The basic idea here is to put all the terms in two strings (documents) into the table, and count how the number of occurrences of each term in each document. The total list of all words is just the total of all words in the hash table. At the end, you may return the cosine similarity of the terms contained in it; if you go through the entire table, the list of all (non-duplicate) terms is the term list, and the list of the term frequencies contained in termFreq[] contains the term frequency vectors.

In the formula above, the sequence Ai is the sequence of integers found in p.termFreq[0] for all nodes p, and the sequence Bi is the sequence found in p.termFreq[1]. You need to calculate the product of these integers (for the numerator) and the squares of each (for the denominator). You must therefore use a method for iterating through all nodes in the table; you do not need to provide an interface to do this, but you will need to iterate through all the entries (two for loops should do it!).

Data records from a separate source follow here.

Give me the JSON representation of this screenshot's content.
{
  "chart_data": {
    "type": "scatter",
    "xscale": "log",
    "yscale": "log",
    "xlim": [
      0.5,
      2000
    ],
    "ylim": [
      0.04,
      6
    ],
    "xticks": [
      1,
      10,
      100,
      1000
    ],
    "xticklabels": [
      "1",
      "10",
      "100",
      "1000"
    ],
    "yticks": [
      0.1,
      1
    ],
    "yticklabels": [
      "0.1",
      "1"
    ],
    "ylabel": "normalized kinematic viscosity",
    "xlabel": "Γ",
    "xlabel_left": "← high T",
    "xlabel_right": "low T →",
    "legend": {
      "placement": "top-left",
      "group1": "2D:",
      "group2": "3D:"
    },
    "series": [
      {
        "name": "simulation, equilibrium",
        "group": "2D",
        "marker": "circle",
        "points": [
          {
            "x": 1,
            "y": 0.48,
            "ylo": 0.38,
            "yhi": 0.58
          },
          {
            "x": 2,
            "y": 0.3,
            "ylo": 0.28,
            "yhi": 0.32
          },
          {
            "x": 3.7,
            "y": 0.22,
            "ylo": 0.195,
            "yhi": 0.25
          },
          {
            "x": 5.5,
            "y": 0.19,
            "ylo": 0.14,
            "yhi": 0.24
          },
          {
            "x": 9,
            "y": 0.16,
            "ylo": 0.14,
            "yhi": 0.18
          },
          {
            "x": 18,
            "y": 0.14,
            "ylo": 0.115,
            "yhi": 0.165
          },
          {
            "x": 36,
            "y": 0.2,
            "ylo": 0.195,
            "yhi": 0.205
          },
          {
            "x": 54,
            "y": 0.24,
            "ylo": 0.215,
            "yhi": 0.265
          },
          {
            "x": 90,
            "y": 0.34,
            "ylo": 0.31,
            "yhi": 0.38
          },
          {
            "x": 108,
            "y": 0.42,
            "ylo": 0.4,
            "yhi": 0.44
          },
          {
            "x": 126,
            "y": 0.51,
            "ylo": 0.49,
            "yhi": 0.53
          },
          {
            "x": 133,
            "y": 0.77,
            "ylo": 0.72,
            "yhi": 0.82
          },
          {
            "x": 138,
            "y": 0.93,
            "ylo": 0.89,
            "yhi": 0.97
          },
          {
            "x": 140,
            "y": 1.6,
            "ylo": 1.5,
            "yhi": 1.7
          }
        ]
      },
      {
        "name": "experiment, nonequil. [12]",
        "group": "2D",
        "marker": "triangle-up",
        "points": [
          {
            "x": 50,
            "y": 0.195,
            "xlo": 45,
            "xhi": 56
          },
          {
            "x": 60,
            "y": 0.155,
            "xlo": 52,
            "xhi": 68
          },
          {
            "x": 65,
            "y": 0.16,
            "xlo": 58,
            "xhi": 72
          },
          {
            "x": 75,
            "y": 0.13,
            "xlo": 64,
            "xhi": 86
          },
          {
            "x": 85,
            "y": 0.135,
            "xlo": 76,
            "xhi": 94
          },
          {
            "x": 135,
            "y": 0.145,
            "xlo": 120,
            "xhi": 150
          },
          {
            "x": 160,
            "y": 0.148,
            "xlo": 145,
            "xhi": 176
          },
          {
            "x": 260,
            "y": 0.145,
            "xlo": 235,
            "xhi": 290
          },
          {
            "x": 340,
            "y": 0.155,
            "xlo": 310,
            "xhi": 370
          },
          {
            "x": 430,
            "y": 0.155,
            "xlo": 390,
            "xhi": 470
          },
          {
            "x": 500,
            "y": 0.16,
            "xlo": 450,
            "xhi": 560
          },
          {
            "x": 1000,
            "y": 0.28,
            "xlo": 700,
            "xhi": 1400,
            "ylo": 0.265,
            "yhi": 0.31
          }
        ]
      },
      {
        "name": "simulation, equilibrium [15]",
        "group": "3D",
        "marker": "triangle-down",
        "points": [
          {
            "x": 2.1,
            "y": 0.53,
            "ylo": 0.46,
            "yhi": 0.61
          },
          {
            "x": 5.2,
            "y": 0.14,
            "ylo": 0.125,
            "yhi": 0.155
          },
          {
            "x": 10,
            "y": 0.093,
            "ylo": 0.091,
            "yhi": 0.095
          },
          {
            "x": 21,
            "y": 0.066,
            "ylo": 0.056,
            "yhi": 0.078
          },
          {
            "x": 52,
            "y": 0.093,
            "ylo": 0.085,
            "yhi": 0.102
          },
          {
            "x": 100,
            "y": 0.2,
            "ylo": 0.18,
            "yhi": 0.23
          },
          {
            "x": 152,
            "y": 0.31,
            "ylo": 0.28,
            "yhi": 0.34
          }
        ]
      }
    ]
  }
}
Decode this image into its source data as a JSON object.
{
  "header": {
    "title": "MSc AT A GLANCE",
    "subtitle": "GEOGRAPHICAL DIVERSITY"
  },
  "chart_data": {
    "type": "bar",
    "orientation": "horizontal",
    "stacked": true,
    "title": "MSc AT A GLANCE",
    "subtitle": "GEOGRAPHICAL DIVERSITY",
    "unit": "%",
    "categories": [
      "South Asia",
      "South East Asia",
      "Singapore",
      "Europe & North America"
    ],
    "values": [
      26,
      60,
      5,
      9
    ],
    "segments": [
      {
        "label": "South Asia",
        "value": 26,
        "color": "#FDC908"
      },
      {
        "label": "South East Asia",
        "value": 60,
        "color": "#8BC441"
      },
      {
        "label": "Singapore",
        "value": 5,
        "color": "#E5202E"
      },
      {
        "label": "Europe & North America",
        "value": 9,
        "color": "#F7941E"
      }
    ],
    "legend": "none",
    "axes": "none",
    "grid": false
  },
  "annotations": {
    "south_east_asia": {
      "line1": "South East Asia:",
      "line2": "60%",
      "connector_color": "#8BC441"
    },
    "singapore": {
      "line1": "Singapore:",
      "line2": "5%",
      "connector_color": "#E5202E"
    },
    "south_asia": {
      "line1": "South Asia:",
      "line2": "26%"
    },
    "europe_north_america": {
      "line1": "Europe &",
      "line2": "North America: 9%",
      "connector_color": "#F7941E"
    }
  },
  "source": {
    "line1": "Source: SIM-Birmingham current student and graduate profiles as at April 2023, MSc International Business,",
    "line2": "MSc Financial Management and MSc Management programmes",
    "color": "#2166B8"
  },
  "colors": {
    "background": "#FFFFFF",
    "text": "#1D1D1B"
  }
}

Write your class in a file TermFrequencyTable.java and provide a unit test that verifies that it works properly. Test three examples, one with the exact same terms in each document (e.g., “A B” and “A A B B”, the c.s. should be 1.0), one where there is no common term between the two documents (“A B” and “C D”, the c.s. should be 0.0), and also an example which produces a c.s. between 0 and 1, perhaps “CS112 HW11” and “CS112 HW11 HW11” which should be 0.9487.

Problem B.5: ArticleHeap

You must write a file ArticleHeap.java which implements a priority queue for Articles, ordered by the cosine similarity (which is a double field in the Article class, and has a method compareCS(…), take a look there). The method getMax() should return the article in the heap with the largest cosineSimilarity field. You should not need to make any changes to the Article class to get this to work.
You should be able to write this easily using the code for the MaxHeap from the web site.
The method getMax() in your class should throw a HeapUnderflowException if you call the method when the heap is empty. You MUST create a Unit Test which verifies that your heap works properly and throws this exception in the case of heap underflow. And you will need to call the getMax() inside of a try-catch block.
Put the exception definition at the end of your file, e.g.,
Hand in your code as ArticleHeap.java with an appropriate Unit Test.

Problem B.6: MiniGoogle

For this problem you must use Minipedia.java from the code distribution (which currently is implemented using the DumbList.java data structure to search for titles, insert, and delete articles) as a template to write a program MiniGoogle.java,which will allow for searching the text of an article using keywords, using Cosine Similarity (see previous).
The steps in this process are as follows:
To find articles most similar to a search phrase P:

1. Use the ArticleTable iterator to enumerate all the articles in the ArticleTable;
2. For each article, compare the body of the article with the search phrase P (as if they are two documents), by first preprocessing the strings (described below), then using the TermFrequencyTable class to calculate the Cosine Similarity (calling it once for each article to compare with the search phrase);
3. Insert any articles with a cosine similarity greater than 0.001 into the ArticleHeap;
4. Call getMax() for this heap to print out the top three matching articles; if no articles are found, print out “No matching articles found!” but if only 1 or 2 are found, simply print them out.

Note that you will construct a TermFrequencyTable for each article that you compare with the search phrase.

Grading

We will be grading this using a grading client that builds an ArticleTable as in the main method of your MiniGoogle, and then calls phraseSearch(…) for various test cases.
You should develop your code as an interactive program which uses Minipedia as a basis to create the program MiniGoogle, and make sure that it performs as you expect.